Particle Stimulation of Bounded Plasmas with a Wide Range of Space and Time Scales.

We are studying the effect of the boundary layer (or sheath) on bulk plasma behavior. Our approach is to use particle-in-cell plasma simulation to model the interplay between the bulk and the boundary. The sheath is an inherently small space and time scale structure. Previous particle simulation methods required global resolution of these small scales when studying bounded problems. With the computing resources currently available, this restricting has limited such simulations to studying microscopic phenomena. The objective of this research is to develop new techniques that allow simulation of macroscopic bounded plasma systems with accurate boundary layer physics. The first chapter introduces the types of physical problems we will study, reviews fundamental sheath physics, and reviews the relevant topics in particle-in-cell plasma simulation.
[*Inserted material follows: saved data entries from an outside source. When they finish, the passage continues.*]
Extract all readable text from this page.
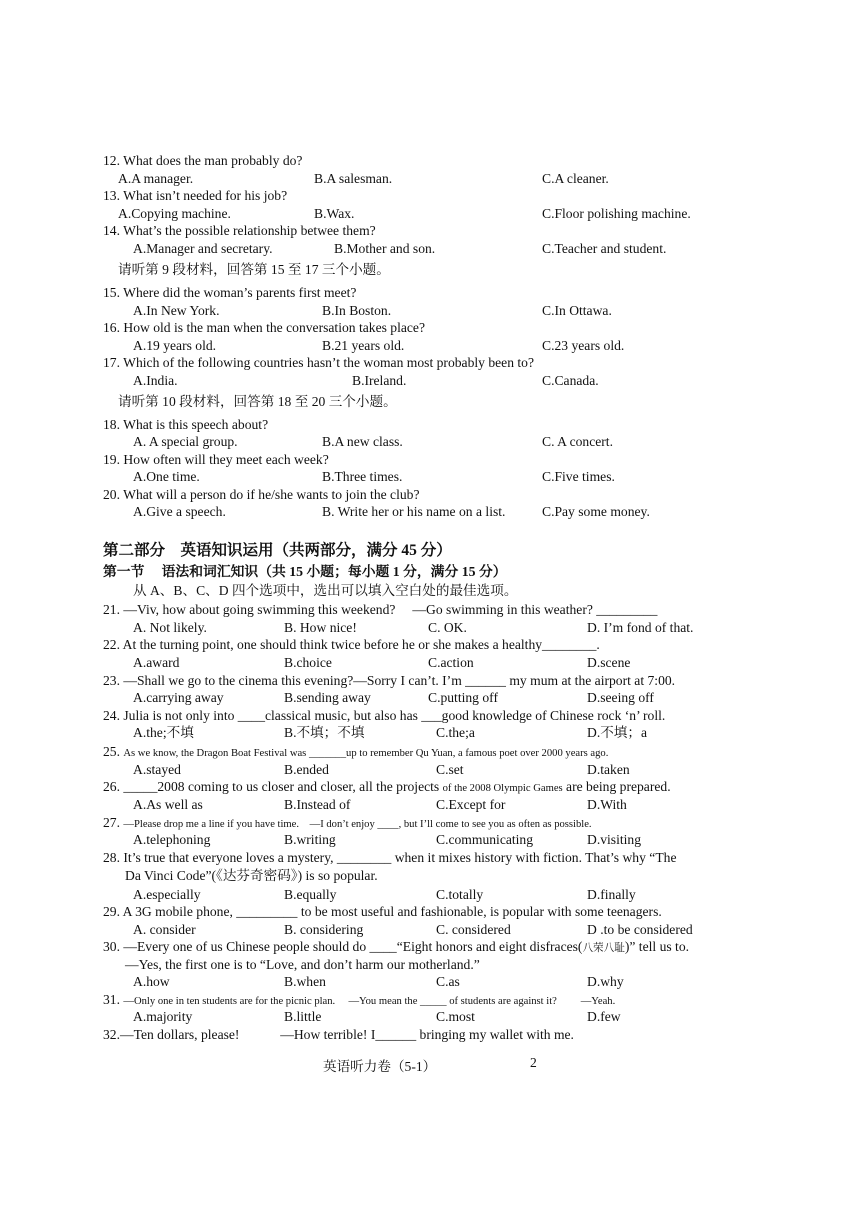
12. What does the man probably do?
A.A manager.	B.A salesman.	C.A cleaner.
13. What isn’t needed for his job?
A.Copying machine.	B.Wax.	C.Floor polishing machine.
14. What’s the possible relationship betwee them?
A.Manager and secretary.	B.Mother and son.	C.Teacher and student.
请听第 9 段材料，回答第 15 至 17 三个小题。
15. Where did the woman’s parents first meet?
A.In New York.	B.In Boston.	C.In Ottawa.
16. How old is the man when the conversation takes place?
A.19 years old.	B.21 years old.	C.23 years old.
17. Which of the following countries hasn’t the woman most probably been to?
A.India.	B.Ireland.	C.Canada.
请听第 10 段材料，回答第 18 至 20 三个小题。
18. What is this speech about?
A. A special group.	B.A new class.	C. A concert.
19. How often will they meet each week?
A.One time.	B.Three times.	C.Five times.
20. What will a person do if he/she wants to join the club?
A.Give a speech.	B. Write her or his name on a list.	C.Pay some money.
第二部分　英语知识运用（共两部分，满分 45 分）
第一节　 语法和词汇知识（共 15 小题；每小题 1 分，满分 15 分）
从 A、B、C、D 四个选项中，选出可以填入空白处的最佳选项。
21. —Viv, how about going swimming this weekend?　 —Go swimming in this weather? _________
A. Not likely.	B. How nice!	C. OK.	D. I’m fond of that.
22. At the turning point, one should think twice before he or she makes a healthy________.
A.award	B.choice	C.action	D.scene
23. —Shall we go to the cinema this evening?—Sorry I can’t. I’m ______ my mum at the airport at 7:00.
A.carrying away	B.sending away	C.putting off	D.seeing off
24. Julia is not only into ____classical music, but also has ___good knowledge of Chinese rock ‘n’ roll.
A.the;不填	B.不填；不填	C.the;a	D.不填；a
25. As we know, the Dragon Boat Festival was _______up to remember Qu Yuan, a famous poet over 2000 years ago.
A.stayed	B.ended	C.set	D.taken
26. _____2008 coming to us closer and closer, all the projects of the 2008 Olympic Games are being prepared.
A.As well as	B.Instead of	C.Except for	D.With
27. —Please drop me a line if you have time.　—I don’t enjoy ____, but I’ll come to see you as often as possible.
A.telephoning	B.writing	C.communicating	D.visiting
28. It’s true that everyone loves a mystery, ________ when it mixes history with fiction. That’s why “The
Da Vinci Code”(《达芬奇密码》) is so popular.
A.especially	B.equally	C.totally	D.finally
29. A 3G mobile phone, _________ to be most useful and fashionable, is popular with some teenagers.
A. consider	B. considering	C. considered	D .to be considered
30. —Every one of us Chinese people should do ____“Eight honors and eight disfraces(八荣八耻)” tell us to.
—Yes, the first one is to “Love, and don’t harm our motherland.”
A.how	B.when	C.as	D.why
31. —Only one in ten students are for the picnic plan.　 —You mean the _____ of students are against it?　　 —Yeah.
A.majority	B.little	C.most	D.few
32.—Ten dollars, please!　　　—How terrible! I______ bringing my wallet with me.
英语听力卷（5-1）	2
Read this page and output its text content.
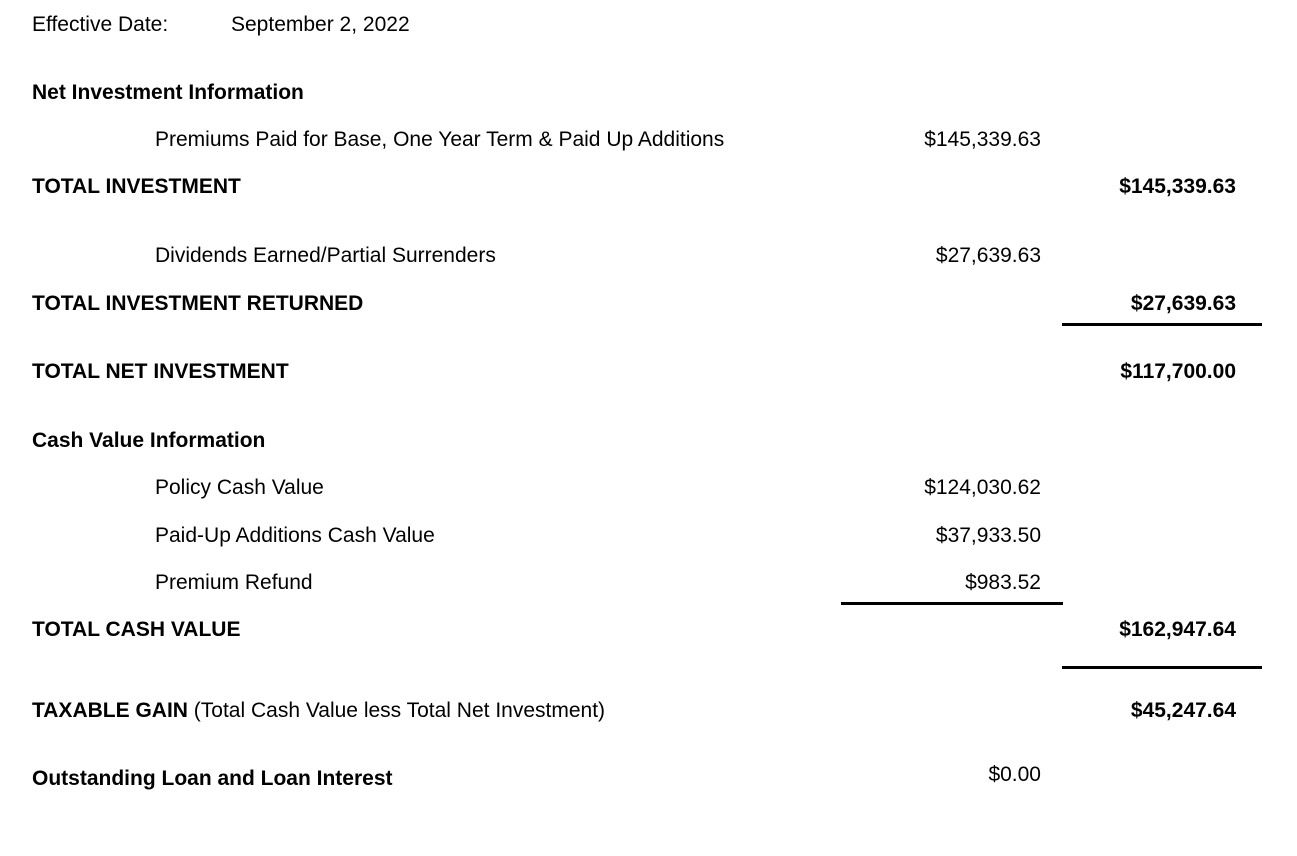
Effective Date:	September 2, 2022
Net Investment Information
Premiums Paid for Base, One Year Term & Paid Up Additions	$145,339.63
TOTAL INVESTMENT	$145,339.63
Dividends Earned/Partial Surrenders	$27,639.63
TOTAL INVESTMENT RETURNED	$27,639.63
TOTAL NET INVESTMENT	$117,700.00
Cash Value Information
Policy Cash Value	$124,030.62
Paid-Up Additions Cash Value	$37,933.50
Premium Refund	$983.52
TOTAL CASH VALUE	$162,947.64
TAXABLE GAIN (Total Cash Value less Total Net Investment)	$45,247.64
Outstanding Loan and Loan Interest	$0.00
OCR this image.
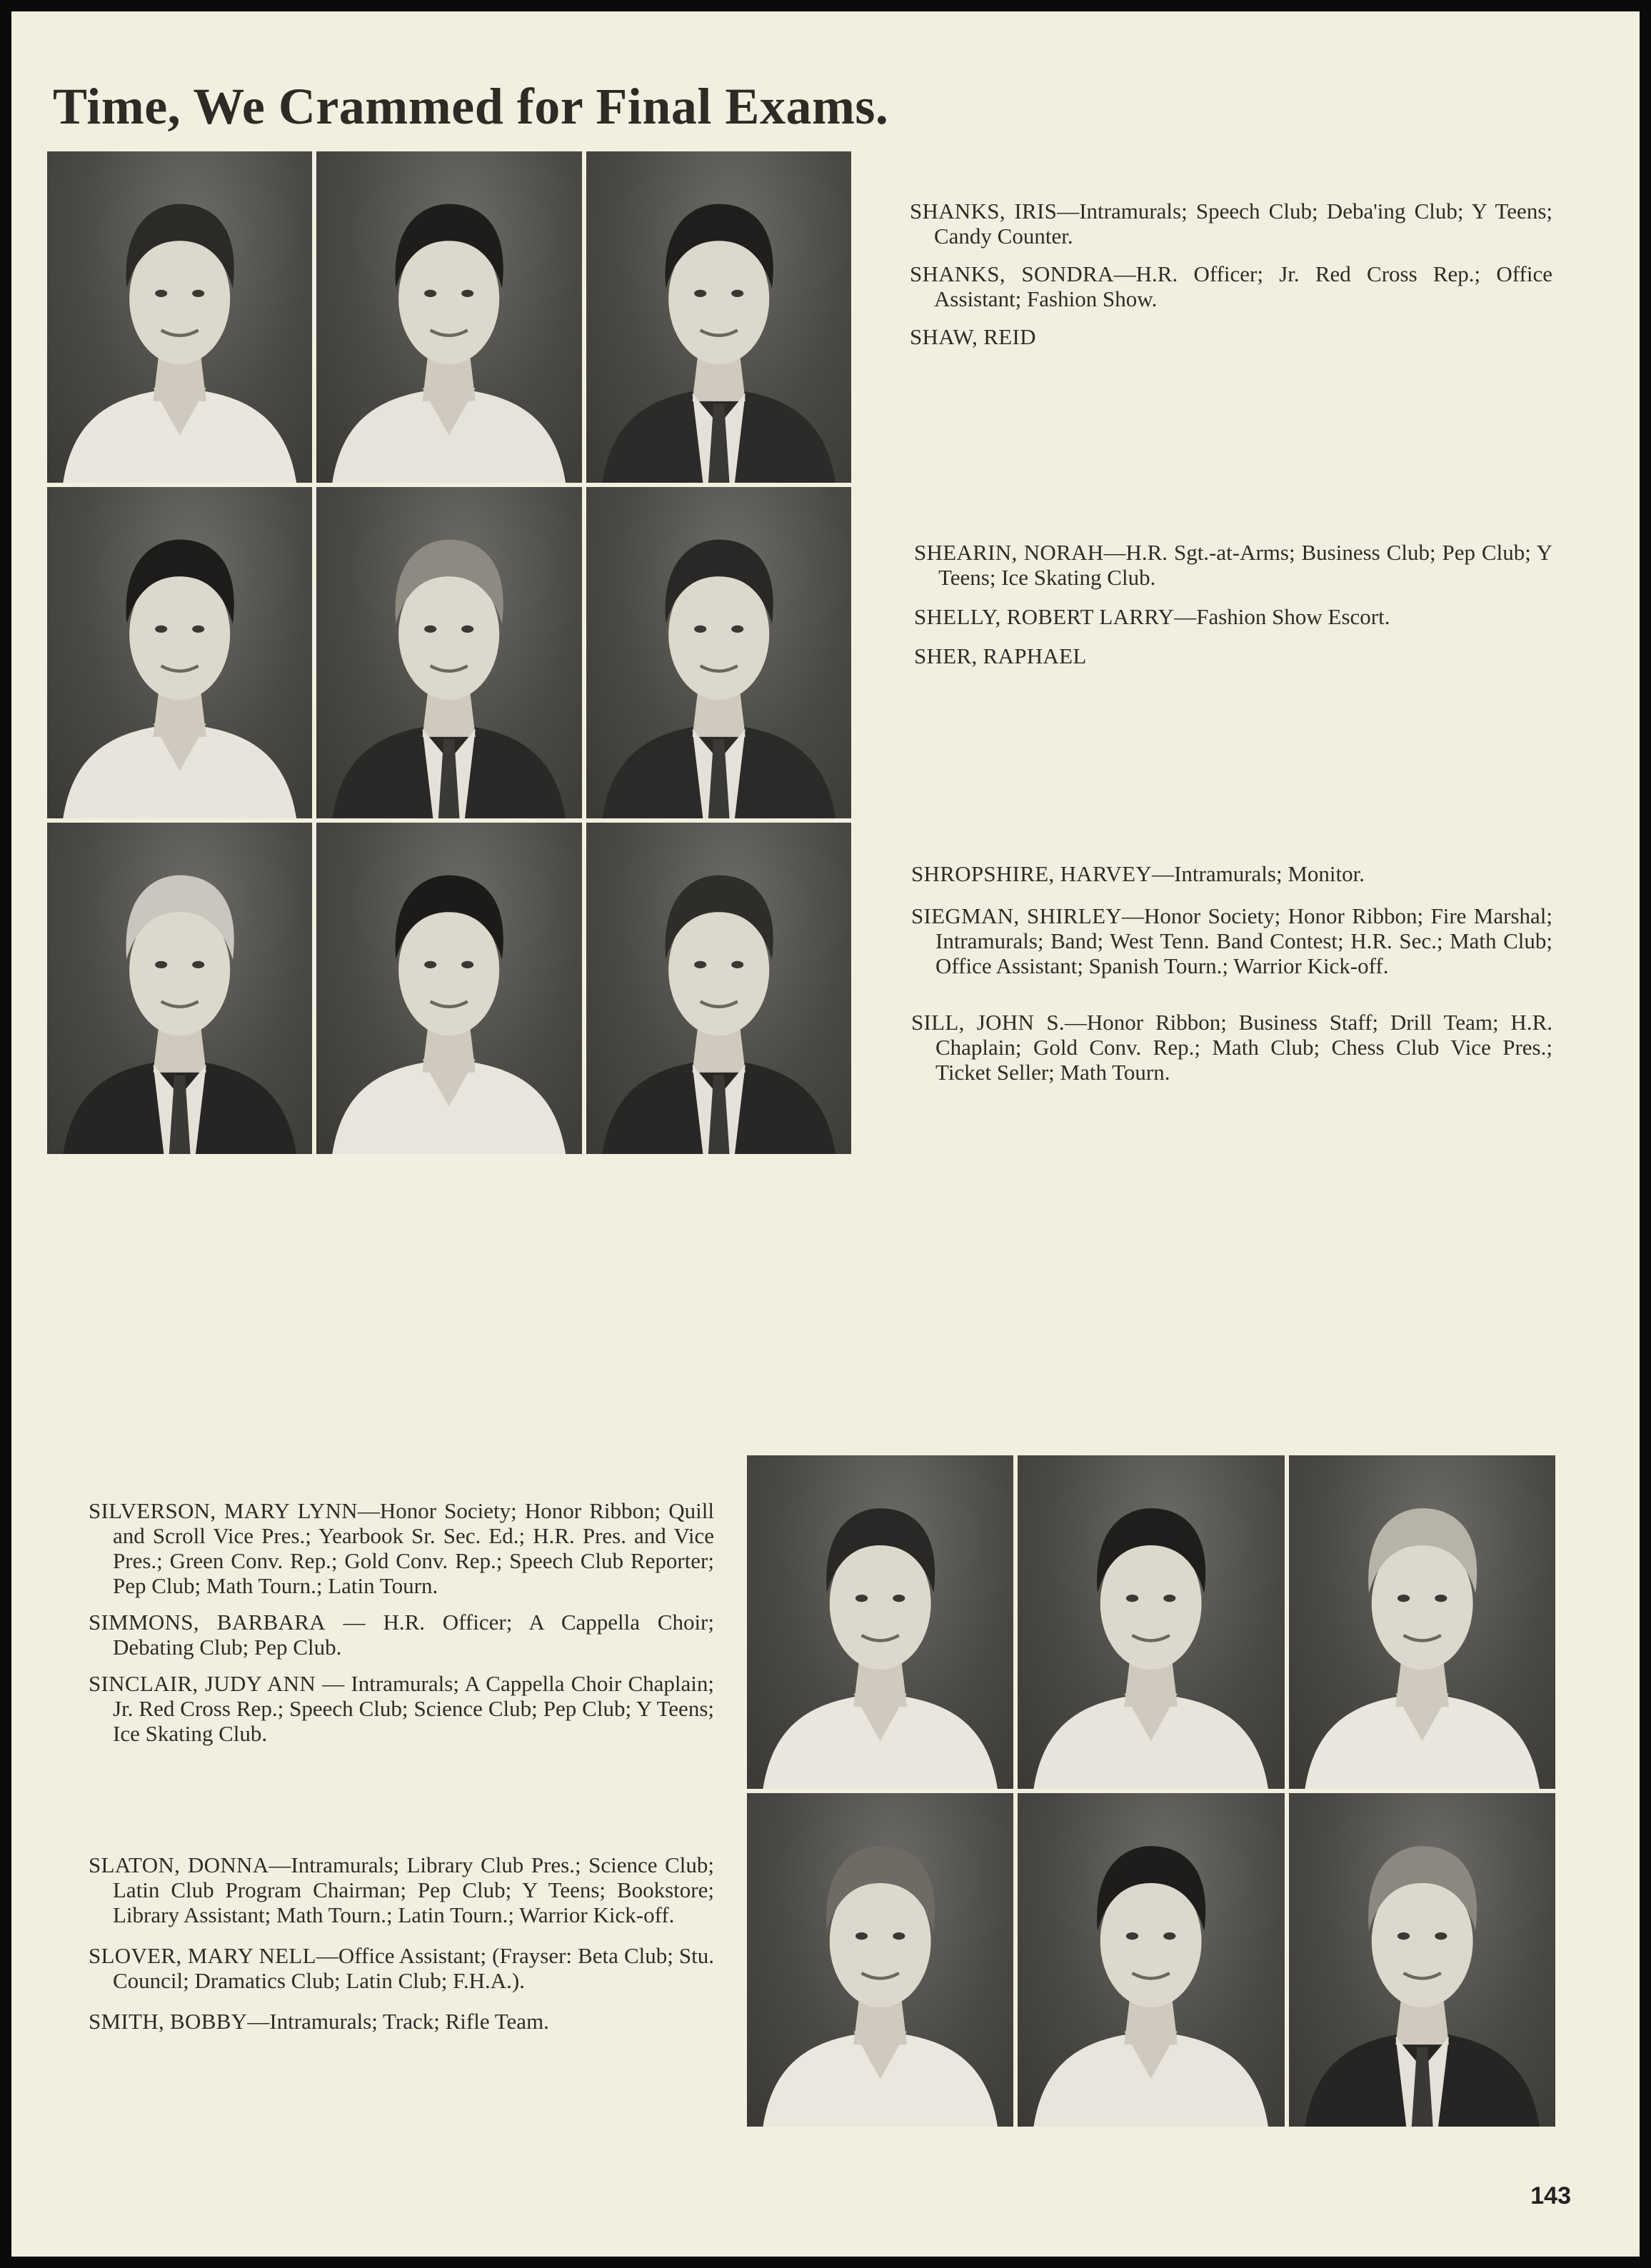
Time, We Crammed for Final Exams.

SHANKS, IRIS—Intramurals; Speech Club; Deba'ing Club; Y Teens; Candy Counter.

SHANKS, SONDRA—H.R. Officer; Jr. Red Cross Rep.; Office Assistant; Fashion Show.

SHAW, REID

SHEARIN, NORAH—H.R. Sgt.-at-Arms; Business Club; Pep Club; Y Teens; Ice Skating Club.

SHELLY, ROBERT LARRY—Fashion Show Escort.

SHER, RAPHAEL

SHROPSHIRE, HARVEY—Intramurals; Monitor.

SIEGMAN, SHIRLEY—Honor Society; Honor Ribbon; Fire Marshal; Intramurals; Band; West Tenn. Band Contest; H.R. Sec.; Math Club; Office Assistant; Spanish Tourn.; Warrior Kick-off.

SILL, JOHN S.—Honor Ribbon; Business Staff; Drill Team; H.R. Chaplain; Gold Conv. Rep.; Math Club; Chess Club Vice Pres.; Ticket Seller; Math Tourn.

SILVERSON, MARY LYNN—Honor Society; Honor Ribbon; Quill and Scroll Vice Pres.; Yearbook Sr. Sec. Ed.; H.R. Pres. and Vice Pres.; Green Conv. Rep.; Gold Conv. Rep.; Speech Club Reporter; Pep Club; Math Tourn.; Latin Tourn.

SIMMONS, BARBARA — H.R. Officer; A Cappella Choir; Debating Club; Pep Club.

SINCLAIR, JUDY ANN — Intramurals; A Cappella Choir Chaplain; Jr. Red Cross Rep.; Speech Club; Science Club; Pep Club; Y Teens; Ice Skating Club.

SLATON, DONNA—Intramurals; Library Club Pres.; Science Club; Latin Club Program Chairman; Pep Club; Y Teens; Bookstore; Library Assistant; Math Tourn.; Latin Tourn.; Warrior Kick-off.

SLOVER, MARY NELL—Office Assistant; (Frayser: Beta Club; Stu. Council; Dramatics Club; Latin Club; F.H.A.).

SMITH, BOBBY—Intramurals; Track; Rifle Team.

143
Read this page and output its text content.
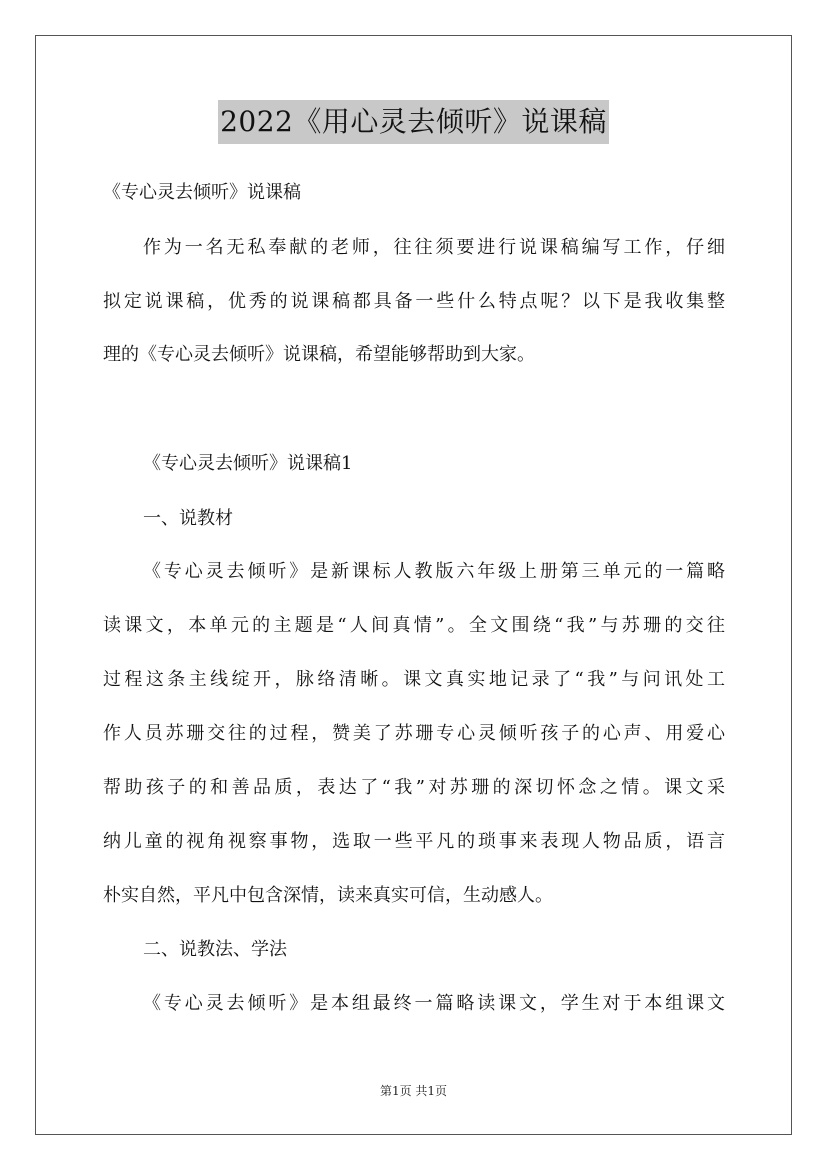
2022《用心灵去倾听》说课稿
《专心灵去倾听》说课稿
作为一名无私奉献的老师，往往须要进行说课稿编写工作，仔细
拟定说课稿，优秀的说课稿都具备一些什么特点呢？以下是我收集整
理的《专心灵去倾听》说课稿，希望能够帮助到大家。
《专心灵去倾听》说课稿1
一、说教材
《专心灵去倾听》是新课标人教版六年级上册第三单元的一篇略
读课文，本单元的主题是“人间真情”。全文围绕“我”与苏珊的交往
过程这条主线绽开，脉络清晰。课文真实地记录了“我”与问讯处工
作人员苏珊交往的过程，赞美了苏珊专心灵倾听孩子的心声、用爱心
帮助孩子的和善品质，表达了“我”对苏珊的深切怀念之情。课文采
纳儿童的视角视察事物，选取一些平凡的琐事来表现人物品质，语言
朴实自然，平凡中包含深情，读来真实可信，生动感人。
二、说教法、学法
《专心灵去倾听》是本组最终一篇略读课文，学生对于本组课文
第1页 共1页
In the following chapters we present new techniques that allow large gains in computing time over conventional particle methods but still resolve the sheath physics. Chapter 2 introduces the multi-scale method which allows local resolution of physical phenomena by allowing particles to have independent timestep size depending on their location in phase space. Chapter 3 further develops the multi-scale method and applies it to two plasma-sheath problems: an equilibrium sheath, and an ion acoustic shock front propagating toward a conducting wall. Chapter 4 presents an alternative approach of using the equilibrium physics of the sheath to specify the appropriate particle and field boundary conditions. Finally, Chapter 5 discusses the error associated with simulating magnetized systems when omega_{ce} Delta t is large and presents simulations of a one dimensional cross-field sheath.